Today on the Doc On The Run Podcast, we’re talking about how uncertainty costs injured runners.
If you’re a runner and you are listening to this, you probably have some kind of injury that’s doing one of two things. Either it’s keeping you completely off of your feet and you’re not running at all, or you are basically running in a halfway fashion. You are not really doing your full workouts. Your workouts are not really gratifying. And you don’t really feel like you’re making progress. You have to remember here, the enemy is time.
Every day with no activity or training at a halfway level, that costs you because your competition, remember, even if your competition is your prior self, your competition would be training at full capacity. And when you’re not, it’s costing you. Now, every runner who calls me before they schedule a webcam visit, if they join me in the injured runner’s aid station, if they just want a second opinion, every single one of them calls me has uncertainty.
It usually sounds something like this. I don’t really know if I need to wear the boot. My doctor told me to use it, but I don’t really feel like I have to use it. I want to know if I can walk, even if my stress fracture hurts a little bit, but it really doesn’t hurt that much. It doesn’t hurt as bad as it did before. Can I still work out if I’m on the crutches? Is there anything I can do to maintain my running fitness? All these runners have one thing in common. Number one, they’re, well, two things really. Number one, they’re very curious about what they can actually do to maintain their running fitness. And number two, they haven’t done anything. Not yet. Why? Because they have uncertainty.
They’re not sure what they should be doing. They’re not confident that they’re not going to make their injury worse. So this is your task. Look, I really do care about you getting back to running, but not as much as you do. And I can promise that most doctors don’t care at all because it’s not their job to care about your running fitness. It’s their job to make your injury improve as fast as possible. And sometimes that happens at the expense of your running fitness and your capacity to run later.

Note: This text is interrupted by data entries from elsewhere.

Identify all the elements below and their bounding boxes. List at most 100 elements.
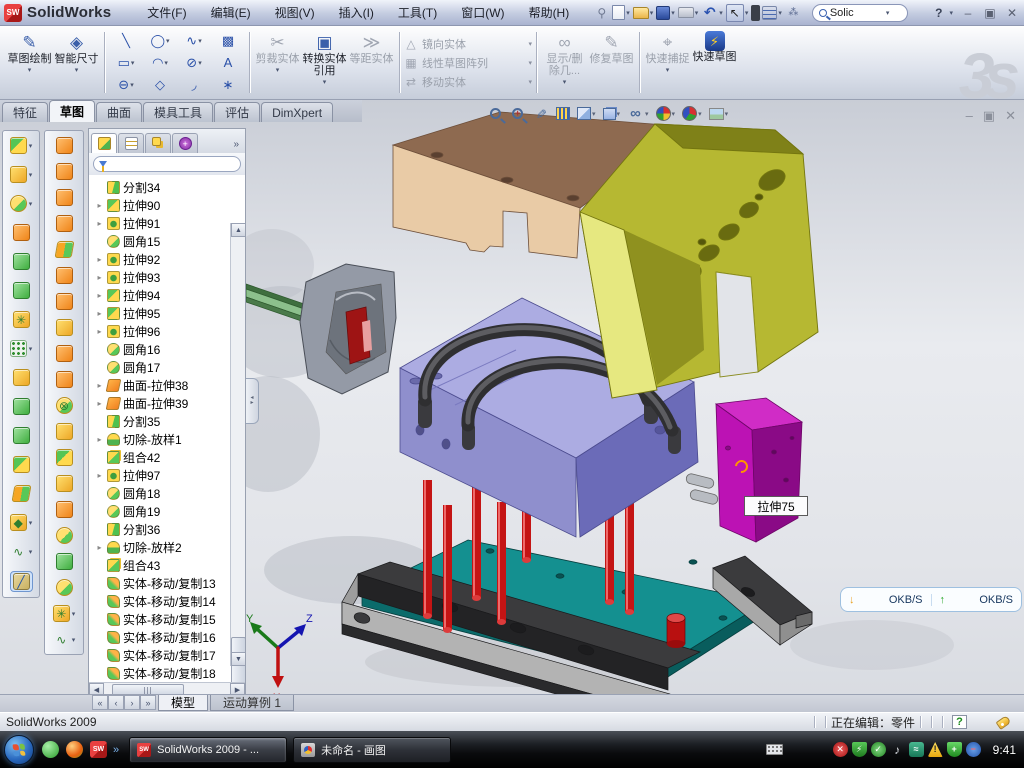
panel-splitter-handle[interactable]: ◂▸ (246, 378, 259, 424)
dropdown-arrow-icon[interactable]: ▾ (671, 9, 675, 17)
tree-item[interactable]: ▸ 拉伸95 (95, 304, 245, 322)
command-button[interactable]: ✎ 修复草图 ▾ (588, 28, 635, 97)
tree-item[interactable]: 圆角16 (95, 340, 245, 358)
toolbar-icon[interactable]: ⚲ (593, 5, 610, 21)
command-button[interactable]: ✎ 草图绘制 ▾ (6, 28, 53, 97)
sketch-tool-button[interactable]: ▭▾ (109, 52, 143, 74)
toolbar-icon[interactable] (656, 6, 670, 20)
menu-item[interactable]: 工具(T) (388, 1, 447, 24)
sketch-tool-button[interactable]: ∿▾ (177, 30, 211, 52)
dropdown-arrow-icon[interactable]: ▾ (276, 66, 280, 74)
tray-icon[interactable]: ! (928, 742, 943, 757)
feature-tool-button[interactable]: ▾ (11, 252, 32, 271)
tree-item[interactable]: 圆角19 (95, 502, 245, 520)
doc-nav-button[interactable]: ‹ (108, 695, 124, 710)
view-tool-icon[interactable] (556, 107, 570, 120)
expand-arrow-icon[interactable]: ▸ (95, 435, 104, 444)
mold-tool-button[interactable]: ∿ ▾ (51, 630, 78, 649)
command-button[interactable]: △ 镜向实体 ▾ (404, 36, 532, 52)
tree-item[interactable]: 实体-移动/复制15 (95, 610, 245, 628)
quick-launch-chevron[interactable]: » (113, 744, 119, 756)
taskbar-button[interactable]: 未命名 - 画图 (293, 737, 451, 763)
quick-launch-icon[interactable] (42, 741, 59, 758)
expand-arrow-icon[interactable]: ▸ (95, 543, 104, 552)
quick-launch-icon[interactable] (66, 741, 83, 758)
dropdown-arrow-icon[interactable]: ▾ (28, 66, 32, 74)
mold-tool-button[interactable]: ▾ (54, 318, 75, 337)
mold-tool-button[interactable]: ▾ (54, 448, 75, 467)
tree-item[interactable]: ▸ 拉伸92 (95, 250, 245, 268)
window-control-button[interactable]: – (966, 108, 973, 124)
view-tool-icon[interactable] (532, 105, 549, 122)
command-button[interactable]: ◈ 智能尺寸 ▾ (53, 28, 100, 97)
toolbar-icon[interactable] (612, 5, 625, 20)
quick-launch-icon[interactable]: SW (90, 741, 107, 758)
dropdown-arrow-icon[interactable]: ▾ (592, 110, 596, 118)
dropdown-arrow-icon[interactable]: ▾ (650, 9, 654, 17)
window-control-button[interactable]: ✕ (1005, 108, 1016, 124)
expand-arrow-icon[interactable]: ▸ (95, 327, 104, 336)
dropdown-arrow-icon[interactable]: ▾ (778, 9, 782, 17)
sketch-tool-button[interactable]: ◠▾ (143, 52, 177, 74)
view-tool-icon[interactable] (709, 108, 724, 120)
mold-tool-button[interactable]: ▾ (54, 526, 75, 545)
tree-item[interactable]: ▸ 曲面-拉伸38 (95, 376, 245, 394)
command-tab[interactable]: 特征 (2, 102, 48, 122)
search-box[interactable]: ▾ (812, 4, 908, 22)
sketch-tool-button[interactable]: ▩▾ (211, 30, 245, 52)
dropdown-arrow-icon[interactable]: ▾ (29, 345, 33, 353)
tray-icon[interactable]: ✕ (833, 742, 848, 757)
panel-tab[interactable] (118, 133, 144, 153)
dropdown-arrow-icon[interactable]: ▾ (72, 636, 76, 644)
feature-tool-button[interactable]: ▾ (8, 136, 35, 155)
dropdown-arrow-icon[interactable]: ▾ (745, 9, 749, 17)
panel-tab[interactable] (172, 133, 198, 153)
dropdown-arrow-icon[interactable]: ▾ (626, 9, 630, 17)
search-dropdown-icon[interactable]: ▾ (886, 9, 890, 17)
sketch-tool-button[interactable]: ∗▾ (211, 74, 245, 96)
sketch-tool-button[interactable]: A▾ (211, 52, 245, 74)
menu-item[interactable]: 编辑(E) (201, 1, 261, 24)
tree-item[interactable]: 分割36 (95, 520, 245, 538)
feature-tool-button[interactable]: ▾ (8, 165, 35, 184)
dropdown-arrow-icon[interactable]: ▾ (617, 110, 621, 118)
tray-icon[interactable]: ≈ (909, 742, 924, 757)
dropdown-arrow-icon[interactable]: ▾ (645, 110, 649, 118)
mold-tool-button[interactable]: ▾ (54, 370, 75, 389)
keyboard-layout-icon[interactable] (766, 744, 783, 755)
feature-tool-button[interactable]: ▾ (8, 339, 35, 358)
dropdown-arrow-icon[interactable]: ▾ (323, 78, 327, 86)
dropdown-arrow-icon[interactable]: ▾ (672, 110, 676, 118)
part-red-cylinder[interactable] (667, 614, 685, 649)
tray-icon[interactable]: ⚡ (852, 742, 867, 757)
part-connector-stubs[interactable] (685, 473, 719, 505)
mold-tool-button[interactable]: ▾ (54, 552, 75, 571)
mold-tool-button[interactable]: ✳ ▾ (51, 604, 78, 623)
tree-item[interactable]: ▸ 拉伸91 (95, 214, 245, 232)
window-control-button[interactable]: ▣ (983, 108, 995, 124)
menu-item[interactable]: 视图(V) (265, 1, 325, 24)
command-tab[interactable]: 模具工具 (143, 102, 213, 122)
tree-item[interactable]: 实体-移动/复制13 (95, 574, 245, 592)
dropdown-arrow-icon[interactable]: ▾ (725, 110, 729, 118)
dropdown-arrow-icon[interactable]: ▾ (666, 66, 670, 74)
close-button[interactable]: ✕ (1004, 6, 1020, 20)
dropdown-arrow-icon[interactable]: ▾ (75, 66, 79, 74)
minimize-button[interactable]: – (960, 6, 976, 20)
tree-item[interactable]: 组合43 (95, 556, 245, 574)
mold-tool-button[interactable]: ▾ (54, 500, 75, 519)
dropdown-arrow-icon[interactable]: ▾ (719, 9, 723, 17)
tray-icon[interactable]: + (947, 742, 962, 757)
mold-tool-button[interactable]: ▾ (54, 188, 75, 207)
doc-nav-button[interactable]: › (124, 695, 140, 710)
search-input[interactable] (830, 7, 882, 19)
command-button[interactable]: ✂ 剪裁实体 ▾ (254, 28, 301, 97)
expand-arrow-icon[interactable]: ▸ (95, 201, 104, 210)
mold-tool-button[interactable]: ▾ (54, 214, 75, 233)
scroll-up-button[interactable]: ▲ (231, 223, 245, 237)
view-tool-icon[interactable] (577, 107, 591, 120)
command-button[interactable]: ∞ 显示/删除几... ▾ (541, 28, 588, 97)
feature-tool-button[interactable]: ▾ (11, 455, 32, 474)
toolbar-icon[interactable] (751, 5, 760, 21)
menu-item[interactable]: 窗口(W) (451, 1, 514, 24)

If you don’t know what to do, you have to take some step to change direction. Either figure it out on your own, going through some self-diagnosis and self-treatment stuff, or getting a second opinion from somebody who’s an expert on running injuries. Even getting a second opinion from another doctor in your area who’s just going to look at it differently. You have to get the certainty that it’s safe for you to start doing something today. That’s really the key.
So remember, if you don’t do anything, if you don’t do anything different today, you will not be better tomorrow. You will actually be worse, and that’s the only guarantee. So figure out what you need to do to get that uncertainty behind you so you can start confidently taking some actions to restore your running fitness as quickly as possible.